Financial Times FT.com

Why tax havens make such great scapegoats

By Jonathan Guthrie

Published: April 2 2009 03:00 | Last updated: April 2 2009 03:00

Monaco is not to everyone's taste. The actor Jack Nicholson described it as "Alcatraz for the rich". The tax haven on the French Riviera lost its appeal for me when I could not buy a takeaway sandwich there. Trudging along the main drag in blistering heat, I encountered limo dealers, yacht brokers and private banks. But no snack bars. Delirious with hunger, I blundered out of Monaco, into France and then back again. Eventually I capitulated and ordered a sandwich in the restaurant of a swanky hotel. Half an hour later, a waiter with the mournfully distinguished bearing of a deposed archduke brought the snack to my table. This cost me €40 and made me late for an appointment.
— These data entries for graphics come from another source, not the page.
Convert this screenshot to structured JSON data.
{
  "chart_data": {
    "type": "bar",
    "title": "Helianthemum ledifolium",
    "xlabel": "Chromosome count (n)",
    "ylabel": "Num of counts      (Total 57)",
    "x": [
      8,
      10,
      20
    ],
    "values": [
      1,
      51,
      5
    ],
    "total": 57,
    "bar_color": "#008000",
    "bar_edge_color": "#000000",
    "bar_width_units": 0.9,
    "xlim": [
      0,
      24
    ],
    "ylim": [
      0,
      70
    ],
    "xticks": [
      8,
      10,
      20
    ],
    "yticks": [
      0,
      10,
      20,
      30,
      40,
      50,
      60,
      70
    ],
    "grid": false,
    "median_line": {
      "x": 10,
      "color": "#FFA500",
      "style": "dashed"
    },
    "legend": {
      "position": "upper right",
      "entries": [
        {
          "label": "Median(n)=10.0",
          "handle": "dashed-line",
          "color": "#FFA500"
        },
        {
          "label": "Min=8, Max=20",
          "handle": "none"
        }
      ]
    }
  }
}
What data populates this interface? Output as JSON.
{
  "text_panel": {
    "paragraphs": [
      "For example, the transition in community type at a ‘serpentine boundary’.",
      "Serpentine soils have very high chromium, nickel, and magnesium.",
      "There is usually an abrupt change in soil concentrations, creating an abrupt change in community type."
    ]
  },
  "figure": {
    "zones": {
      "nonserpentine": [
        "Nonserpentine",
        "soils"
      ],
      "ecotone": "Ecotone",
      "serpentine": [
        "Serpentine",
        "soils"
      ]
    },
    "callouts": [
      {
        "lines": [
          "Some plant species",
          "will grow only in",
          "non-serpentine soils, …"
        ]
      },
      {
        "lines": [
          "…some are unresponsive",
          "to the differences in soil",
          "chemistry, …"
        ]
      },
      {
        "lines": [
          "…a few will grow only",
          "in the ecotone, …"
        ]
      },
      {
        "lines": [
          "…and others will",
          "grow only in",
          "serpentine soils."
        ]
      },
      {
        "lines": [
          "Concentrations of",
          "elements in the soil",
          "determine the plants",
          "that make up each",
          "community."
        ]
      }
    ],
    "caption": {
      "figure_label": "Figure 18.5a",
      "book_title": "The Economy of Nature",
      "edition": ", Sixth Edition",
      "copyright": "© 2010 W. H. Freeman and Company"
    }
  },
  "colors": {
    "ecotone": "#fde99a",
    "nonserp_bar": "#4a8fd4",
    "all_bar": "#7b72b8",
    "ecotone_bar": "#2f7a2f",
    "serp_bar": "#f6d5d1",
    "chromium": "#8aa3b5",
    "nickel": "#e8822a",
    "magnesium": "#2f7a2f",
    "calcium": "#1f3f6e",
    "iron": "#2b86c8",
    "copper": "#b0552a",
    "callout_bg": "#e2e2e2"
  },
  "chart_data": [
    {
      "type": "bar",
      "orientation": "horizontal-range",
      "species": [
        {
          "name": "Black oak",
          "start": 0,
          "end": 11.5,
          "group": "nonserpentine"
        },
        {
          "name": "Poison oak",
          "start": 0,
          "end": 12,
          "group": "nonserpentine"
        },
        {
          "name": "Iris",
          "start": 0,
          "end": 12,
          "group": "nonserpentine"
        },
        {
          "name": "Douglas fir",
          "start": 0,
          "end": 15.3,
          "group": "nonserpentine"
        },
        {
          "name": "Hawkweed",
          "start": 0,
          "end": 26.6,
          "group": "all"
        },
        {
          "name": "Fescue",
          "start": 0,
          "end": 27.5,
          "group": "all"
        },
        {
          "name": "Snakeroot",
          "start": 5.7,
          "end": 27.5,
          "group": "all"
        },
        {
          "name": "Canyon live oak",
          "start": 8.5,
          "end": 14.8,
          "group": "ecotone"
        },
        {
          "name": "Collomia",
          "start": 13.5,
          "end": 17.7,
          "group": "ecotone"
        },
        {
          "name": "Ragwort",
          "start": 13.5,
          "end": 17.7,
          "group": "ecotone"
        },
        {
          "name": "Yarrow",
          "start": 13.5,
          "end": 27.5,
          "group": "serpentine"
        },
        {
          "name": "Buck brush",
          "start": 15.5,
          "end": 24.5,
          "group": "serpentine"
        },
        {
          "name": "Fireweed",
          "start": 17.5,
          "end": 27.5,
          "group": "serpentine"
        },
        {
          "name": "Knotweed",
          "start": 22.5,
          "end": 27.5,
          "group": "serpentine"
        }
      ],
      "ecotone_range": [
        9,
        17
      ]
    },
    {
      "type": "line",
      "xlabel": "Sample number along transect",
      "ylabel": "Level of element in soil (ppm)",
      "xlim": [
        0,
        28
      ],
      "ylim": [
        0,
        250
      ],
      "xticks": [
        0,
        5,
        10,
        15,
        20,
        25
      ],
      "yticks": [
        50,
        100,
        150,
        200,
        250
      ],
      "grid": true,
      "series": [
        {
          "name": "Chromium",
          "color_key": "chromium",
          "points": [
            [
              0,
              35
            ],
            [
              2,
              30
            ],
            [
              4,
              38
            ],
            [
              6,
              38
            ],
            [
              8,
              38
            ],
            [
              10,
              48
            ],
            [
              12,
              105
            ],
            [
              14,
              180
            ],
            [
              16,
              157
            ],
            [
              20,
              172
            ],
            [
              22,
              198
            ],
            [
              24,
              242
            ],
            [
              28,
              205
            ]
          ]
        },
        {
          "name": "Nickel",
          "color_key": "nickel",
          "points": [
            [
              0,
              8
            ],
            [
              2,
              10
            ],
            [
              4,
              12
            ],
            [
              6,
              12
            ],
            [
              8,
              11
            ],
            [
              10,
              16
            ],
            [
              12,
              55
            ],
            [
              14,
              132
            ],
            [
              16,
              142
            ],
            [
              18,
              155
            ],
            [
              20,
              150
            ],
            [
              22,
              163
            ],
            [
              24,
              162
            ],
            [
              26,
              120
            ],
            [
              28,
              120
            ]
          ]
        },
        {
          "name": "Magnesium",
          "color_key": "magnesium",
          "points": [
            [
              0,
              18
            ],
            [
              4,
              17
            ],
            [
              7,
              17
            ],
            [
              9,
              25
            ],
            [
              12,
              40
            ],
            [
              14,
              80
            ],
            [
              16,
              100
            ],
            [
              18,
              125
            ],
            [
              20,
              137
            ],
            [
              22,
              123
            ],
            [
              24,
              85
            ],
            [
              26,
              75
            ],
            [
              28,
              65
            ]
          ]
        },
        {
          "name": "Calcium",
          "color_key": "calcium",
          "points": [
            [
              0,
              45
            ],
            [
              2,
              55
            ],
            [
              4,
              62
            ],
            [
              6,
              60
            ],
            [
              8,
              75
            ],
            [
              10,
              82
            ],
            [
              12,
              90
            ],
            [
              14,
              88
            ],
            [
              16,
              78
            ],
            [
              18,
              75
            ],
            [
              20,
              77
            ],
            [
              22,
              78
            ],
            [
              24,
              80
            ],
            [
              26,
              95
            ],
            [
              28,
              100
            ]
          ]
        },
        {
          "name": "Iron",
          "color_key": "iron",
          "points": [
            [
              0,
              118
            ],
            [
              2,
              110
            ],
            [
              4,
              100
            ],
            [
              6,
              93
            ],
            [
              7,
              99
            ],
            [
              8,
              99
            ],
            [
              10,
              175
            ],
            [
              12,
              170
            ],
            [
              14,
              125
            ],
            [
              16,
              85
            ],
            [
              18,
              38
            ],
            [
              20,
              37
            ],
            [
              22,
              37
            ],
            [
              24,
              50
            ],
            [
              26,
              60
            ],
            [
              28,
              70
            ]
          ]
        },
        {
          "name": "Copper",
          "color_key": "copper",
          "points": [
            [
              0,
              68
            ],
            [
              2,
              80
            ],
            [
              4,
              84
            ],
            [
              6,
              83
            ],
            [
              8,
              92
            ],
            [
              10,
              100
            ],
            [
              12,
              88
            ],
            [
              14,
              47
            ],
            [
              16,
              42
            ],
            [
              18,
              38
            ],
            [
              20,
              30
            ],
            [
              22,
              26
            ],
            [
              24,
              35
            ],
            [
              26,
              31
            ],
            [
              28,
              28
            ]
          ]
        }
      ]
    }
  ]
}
Of course, I was chasing the wrong dream - to wit, affordable egg and cress on granary bread. Had I wanted to shelter a few millions from the prying eyes of Hector the Tax Inspector, I could have done so easily. But even the principality of the Grimaldis is now succumbing to the campaign against banking secrecy catalysed by Barack Obama, the US president. One outcome likely from the Group of 20 summit in London is a communiqué under which a slew of tax havens will agree to help foreign tax snoops investigate suspected evaders. Monaco is expected to be among them.